On the opposite end of the spectrum, actors sometimes have to do all their work with nothing to interact with at all. An excellent example of this can be found on the documentary DVDs for The Hobbit: An Unexpected Journey in which Ian McKellen, playing Gandalf, was asked to act his parts inside Bag End in a soulless green-screen studio with naught but an audio feed through an earpiece. Meanwhile, the other fourteen actors in the scene—thirteen playing dwarves and Martin Freeman playing Bilbo Baggins—did all their work together on a full set. This arrangement allowed the filmmakers to merge the feeds two interlinked cameras in real time, a definite innovation in filmmaking technique. McKellen, however, a deeply heartfelt man who so loves working with other actors, became deeply frustrated by the sheer loneliness and almost quit as a result. You can watch this segment on YouTube (starting around 3:00 and until about 16:10):
I got a little taste of movie-making as an extra in Finding Happiness, a pseudo-documentary of Ananda Village where I live. (A picture of myself and my young son appears on the DVD case, in fact.) I got to do make-up for about 15-20 minutes at a time for a few choir scenes (as in the video below) in which I’m occasionally more prominent (I’m standing directly behind the group women in green). We also did multiple takes so that the camera could get shots from different angles. In another scene (at the Market) I also learned that for filming an outdoor scene with many extras, the crew puts up a powerful (and hot) light that’s brighter than the sun so that the highlights and shadows remain the same through several hours of shooting.
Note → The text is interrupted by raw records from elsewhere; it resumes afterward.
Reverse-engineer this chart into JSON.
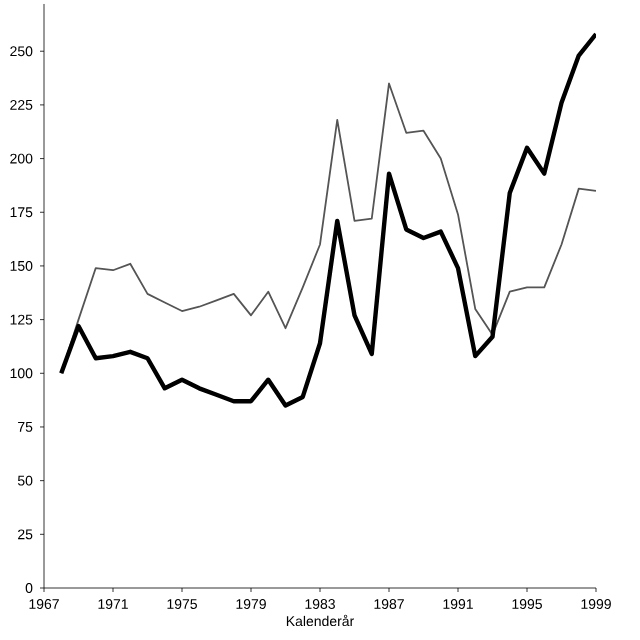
{
  "chart_data": {
    "type": "line",
    "xlabel": "Kalenderår",
    "x": [
      1968,
      1969,
      1970,
      1971,
      1972,
      1973,
      1974,
      1975,
      1976,
      1977,
      1978,
      1979,
      1980,
      1981,
      1982,
      1983,
      1984,
      1985,
      1986,
      1987,
      1988,
      1989,
      1990,
      1991,
      1992,
      1993,
      1994,
      1995,
      1996,
      1997,
      1998,
      1999
    ],
    "series": [
      {
        "color": "#555555",
        "values": [
          100,
          125,
          149,
          148,
          151,
          137,
          133,
          129,
          131,
          134,
          137,
          127,
          138,
          121,
          140,
          160,
          218,
          171,
          172,
          235,
          212,
          213,
          200,
          174,
          130,
          118,
          138,
          140,
          140,
          160,
          186,
          185
        ]
      },
      {
        "color": "#000000",
        "values": [
          100,
          122,
          107,
          108,
          110,
          107,
          93,
          97,
          93,
          90,
          87,
          87,
          97,
          85,
          89,
          114,
          171,
          127,
          109,
          193,
          167,
          163,
          166,
          149,
          108,
          117,
          184,
          205,
          193,
          226,
          248,
          258
        ]
      }
    ],
    "xlim": [
      1967,
      1999
    ],
    "ylim": [
      0,
      272
    ],
    "xticks": [
      1967,
      1971,
      1975,
      1979,
      1983,
      1987,
      1991,
      1995,
      1999
    ],
    "yticks": [
      0,
      25,
      50,
      75,
      100,
      125,
      150,
      175,
      200,
      225,
      250
    ],
    "grid": false,
    "marker": "none",
    "line_style": "solid"
  }
}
I say “on the whole” when comparing writers to actors because some roles require actors to dig far deeper in themselves than usual. For the role of Frodo in The Return of the King, for example, Elijah Wood had to show the power of the One Ring essentially destroying Frodo’s soul. On the flip side, consider the hockey-players-turned-actors who portrayed the members of the 1980 US Olympic Hockey team in Miracle. When filming of the scene in which the US defeats the Soviet team, the actors had to find it within themselves, take after take, to explode with the kind of overpowering elation that the real players felt in that singular moment of victory. Repeated acts of such high-level excitement are just as emotionally demanding as negative emotions like grief, fear, or terror.
To give another example, in the book The Song of Bernadette, Bernadette is roused from her first vision of the lady because her friend, Jeanne Abadie throws pebbles at her. The amount of story time from when the pebble strikes and Bernadette says, “What is the matter?” is probably five or six seconds. Werfel spends two paragraphs within Bernadette’s consciousness during that short span, which takes about 80 seconds to read. That’s a ratio of around 15:1 of reading time to story time. But oh! the story moment and Werfel’s writing are so lovely that I often re-read the passage, as I do with the passages of Bernadette’s visions elsewhere in the book (especially Chapter 7).